The UK Government has spent nearly £18,000 on wine since the General Election, leading to calls for the entire collection to be sold off.
Foreign Office minister Henry Bellingham MP revealed that Government Hospitality, which manages the Government wine cellar, had spent £17,698 on wine since May 6.
The total value of the Government cellar, which comprises 1,779 bottles of Champagne and 25,883 bottles of red wine, including vintages of Château Lafite Rothschild, Château Latour and Château Mouton Rothschild, is now estimated to be worth £864,000.
Attempts to find out the exact vintages of the wines in the 37,000-strong cellar were blocked on grounds of ‘commercial sensitivity’. It is not known if the government will be buying the super-expensive Bordeaux 2009 vintage.
Bellingham insisted that the practice of buying wines young and ‘significantly below the current market rate’ leads to ‘substantial savings for the taxpayer’.
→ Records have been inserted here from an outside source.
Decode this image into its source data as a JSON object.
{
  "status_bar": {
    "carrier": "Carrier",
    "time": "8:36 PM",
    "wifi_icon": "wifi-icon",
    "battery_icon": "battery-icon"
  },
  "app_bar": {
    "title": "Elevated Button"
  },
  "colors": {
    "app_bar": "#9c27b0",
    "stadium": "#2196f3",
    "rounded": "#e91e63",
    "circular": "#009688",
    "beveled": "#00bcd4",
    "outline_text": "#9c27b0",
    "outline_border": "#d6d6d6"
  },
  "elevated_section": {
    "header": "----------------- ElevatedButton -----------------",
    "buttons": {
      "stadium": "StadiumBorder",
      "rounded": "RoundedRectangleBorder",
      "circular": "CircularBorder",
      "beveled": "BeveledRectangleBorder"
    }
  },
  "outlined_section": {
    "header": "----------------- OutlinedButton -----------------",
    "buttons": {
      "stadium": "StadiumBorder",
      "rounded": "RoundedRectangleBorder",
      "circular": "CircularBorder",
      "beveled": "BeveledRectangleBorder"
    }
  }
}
The revelation comes amid fears that public sector pay and pensions are to be squeezed in today’s budget as ministers seek further cuts to deal with the £155 billion deficit.
The figures were revealed in response to requests from former Labour Cabinet Office minister Tom Watson under the Freedom of Information act.
Watson, MP for West Bromwich East, has called on the Coalition government to sell off its fine wines to prove ‘we’re all in this together’ – the government’s rallying cry to the country as it embarks on a series of cuts to public services.
The Government spent £80,662 on wine in 2009-10, over 30% less than in 2008-09.
The Government cellar is restocked two to three times a year.